How are those gun-free zones working for ya, America? Right after the latest deadly volley of bullets in a gun-free facility, Starbucks apparently wants to be the next choice for unstable shooters.* They’re trying to make a statement against guns, and they are entitled to that, but it’s another symptom of America’s serious gun problem. And by gun problem, I mean people having an irrational problem with guns that actually facilitates violence.
Seriously, if “presence of a weapon in our stores is unsettling and upsetting” to some people as CEO Howard Shultz suggests, we should support their right to psychological counselling and treatment. Some people are afraid of things like crowds, heights, public speaking, and so forth, and being afraid of guns is just as mentally debilitating. The problem is it is accepted as a political position rather than a personal issue bordering on mass hysteria.
Think about it (if you are able to rationally): If you really care about gun violence, you would never, ever be against non-criminals owning guns. If you can’t trust citizens with guns, why trust them to drive, or vote for that matter? This is not bumper-sticker thinking. I mean that literally.
No one will deny guns are used in crimes and result in accidents. People die. But far less people die (or are victims) in crime where there are more guns, period, and the odds of being shot are nothing compared to kitchen accidents or swimming. Even statistics used by people like fanatic editorialist Piers Morgan when scrutinized in a larger context prove this point, and it is true more often than not city by city, state by state, country by country. And within similar geographic and legal settings, crime rate disparity is significant, showing that gun ownership and restrictions are not the defining factors of crime that are so often blindly accepted as gospel.
The insistence that taking (lawful) guns out of the equation makes our neighborhoods, workplaces, and schools safer is revealed over and over as somewhere between irrational and insane. Every tragic incident proves things like gun-free zones don’t work and yet evokes exactly that reaction for more of the same, expecting a different result.
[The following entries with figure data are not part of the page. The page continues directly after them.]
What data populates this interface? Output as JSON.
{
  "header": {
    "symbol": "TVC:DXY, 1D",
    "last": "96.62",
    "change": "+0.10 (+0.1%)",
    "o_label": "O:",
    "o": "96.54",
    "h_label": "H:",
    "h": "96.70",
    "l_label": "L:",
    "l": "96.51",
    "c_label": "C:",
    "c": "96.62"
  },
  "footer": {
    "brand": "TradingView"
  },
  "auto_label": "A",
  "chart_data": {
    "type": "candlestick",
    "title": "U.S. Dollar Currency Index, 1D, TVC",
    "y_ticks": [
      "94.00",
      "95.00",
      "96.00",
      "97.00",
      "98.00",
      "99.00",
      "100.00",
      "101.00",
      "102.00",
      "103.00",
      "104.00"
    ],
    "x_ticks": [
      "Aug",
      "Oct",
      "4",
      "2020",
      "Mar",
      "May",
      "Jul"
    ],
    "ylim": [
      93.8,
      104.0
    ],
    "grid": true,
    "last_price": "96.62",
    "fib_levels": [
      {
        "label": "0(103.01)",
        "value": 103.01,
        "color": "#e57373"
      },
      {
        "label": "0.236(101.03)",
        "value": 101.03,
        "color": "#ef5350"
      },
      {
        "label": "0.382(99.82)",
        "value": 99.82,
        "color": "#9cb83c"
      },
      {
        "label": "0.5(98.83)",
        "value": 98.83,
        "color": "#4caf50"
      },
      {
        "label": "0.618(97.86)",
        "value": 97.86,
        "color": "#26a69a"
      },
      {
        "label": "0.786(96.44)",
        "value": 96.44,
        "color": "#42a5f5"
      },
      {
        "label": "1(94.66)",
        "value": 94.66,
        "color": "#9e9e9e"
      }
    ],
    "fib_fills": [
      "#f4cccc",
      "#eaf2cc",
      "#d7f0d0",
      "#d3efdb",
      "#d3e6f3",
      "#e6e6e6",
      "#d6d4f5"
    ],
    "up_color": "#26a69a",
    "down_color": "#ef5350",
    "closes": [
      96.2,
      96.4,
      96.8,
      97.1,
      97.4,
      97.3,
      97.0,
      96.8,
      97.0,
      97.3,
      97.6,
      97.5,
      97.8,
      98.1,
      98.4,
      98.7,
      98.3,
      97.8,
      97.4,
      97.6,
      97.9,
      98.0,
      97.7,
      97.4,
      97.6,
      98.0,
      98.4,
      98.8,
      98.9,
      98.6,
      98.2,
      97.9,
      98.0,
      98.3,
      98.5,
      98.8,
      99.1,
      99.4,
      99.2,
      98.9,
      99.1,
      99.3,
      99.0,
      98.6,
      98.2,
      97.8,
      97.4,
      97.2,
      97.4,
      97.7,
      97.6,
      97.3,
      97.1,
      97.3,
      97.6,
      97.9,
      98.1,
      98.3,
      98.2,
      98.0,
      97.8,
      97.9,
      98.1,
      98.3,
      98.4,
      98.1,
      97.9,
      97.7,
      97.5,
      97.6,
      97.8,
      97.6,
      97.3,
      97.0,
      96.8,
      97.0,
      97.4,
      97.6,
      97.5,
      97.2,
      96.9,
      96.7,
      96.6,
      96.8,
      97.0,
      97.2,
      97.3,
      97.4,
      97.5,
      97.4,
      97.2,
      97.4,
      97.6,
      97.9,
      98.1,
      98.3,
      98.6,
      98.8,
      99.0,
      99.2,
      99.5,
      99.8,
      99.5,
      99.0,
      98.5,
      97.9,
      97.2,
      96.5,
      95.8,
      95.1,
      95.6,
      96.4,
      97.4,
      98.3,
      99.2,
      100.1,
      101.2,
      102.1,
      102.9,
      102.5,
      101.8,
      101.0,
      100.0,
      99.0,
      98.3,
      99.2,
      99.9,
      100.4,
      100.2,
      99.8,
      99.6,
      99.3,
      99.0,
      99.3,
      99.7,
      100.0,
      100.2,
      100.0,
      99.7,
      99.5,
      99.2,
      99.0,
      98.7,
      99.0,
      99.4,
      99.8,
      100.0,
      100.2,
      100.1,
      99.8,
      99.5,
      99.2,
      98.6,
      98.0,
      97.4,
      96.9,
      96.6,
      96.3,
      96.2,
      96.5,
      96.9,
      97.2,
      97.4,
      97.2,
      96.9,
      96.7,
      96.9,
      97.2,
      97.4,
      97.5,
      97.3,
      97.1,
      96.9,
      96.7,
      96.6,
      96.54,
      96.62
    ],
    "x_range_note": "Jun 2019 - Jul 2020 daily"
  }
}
We can forgive victims and families of victims and people who claim to be compassionate and peaceful for wanting to just get rid of guns. But we shouldn’t. They are the de facto advocates of violence who cannot claim ignorance when the writing is so clear on the wall for the rest of us. It’s denial. It’s fantasy. It’s paving a bloody road with good intentions. The right thing isn’t usually the easy, fell-good thing. And doing the right thing will become harder and harder, the more the masses push their poorly rationalized, fear-based solutions on the rest of us.
* To be fair, Starbucks is not “banning” guns. They simply are requesting their patrons follow their request. We can only hope those who disregard the law feel compelled to respect badgeless baristas.